Btw. too bad author talks about microsecond guarantees usage but does not provide a link, that would be interesting reading.

FuckButtons - 3 days ago

I thought it was a bit odd that the author claims there’s no mutexes in sight, the TVar is effectively a mutex guard unless I’m misunderstanding this? (I’ve written exactly 0 lines of Haskel). Or is the claim that the lack of ceremony and accidental complexity around threading is the real win for concurrency here?

cosmic_quanta - 2 days ago

My favourite thing about Haskell concurrency is that there are no colored functions [0]. Writing code in IO, or Async, or the next big thing (asychronous higher-order effect system of the future??), doesn't require language support like Python or Rust.

The one construct that unlocks this lack of colored functions, STM, did require runtime support (as opposed to language support), which at least is transparent to downstream developers

[0]: https://journal.stuffwithstuff.com/2015/02/01/what-color-is-...

thuanao - 2 days ago

Correct?
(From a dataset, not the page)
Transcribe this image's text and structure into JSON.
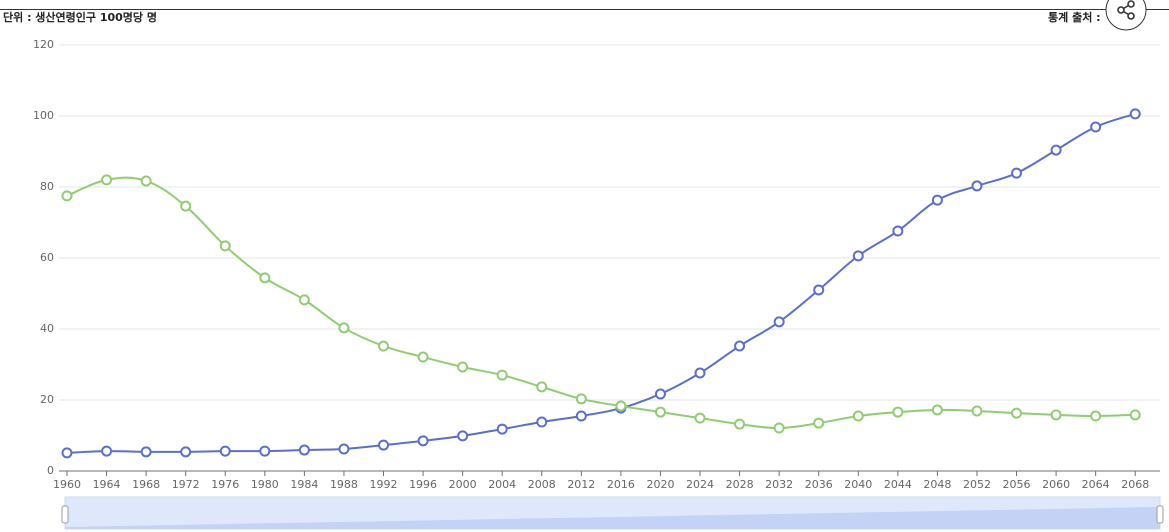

Anyone who has worked with concurrency in Haskell is probably laughing... :)

Haskell's IO type system doesn't model concurrency at all. `IO a` could be a fork and join, an infinite event loop, really anything, it's a black box in terms of "correctness". Better than using JavaScript maybe, but hardly "correct" in any sort of formal, tractable sense.

mikojan - 3 days ago

In another life I will be a Haskell programmer

jes5199 - 2 days ago

I love Haskell because I can write provably correct code that still doesn’t work

kamalhm - 2 days ago

Oh so this could be the inspiration on Virtual Threads and Structured Concurrency in Java

ilrwbwrkhv - 3 days ago

Rust has a bunch of these while being maintainable.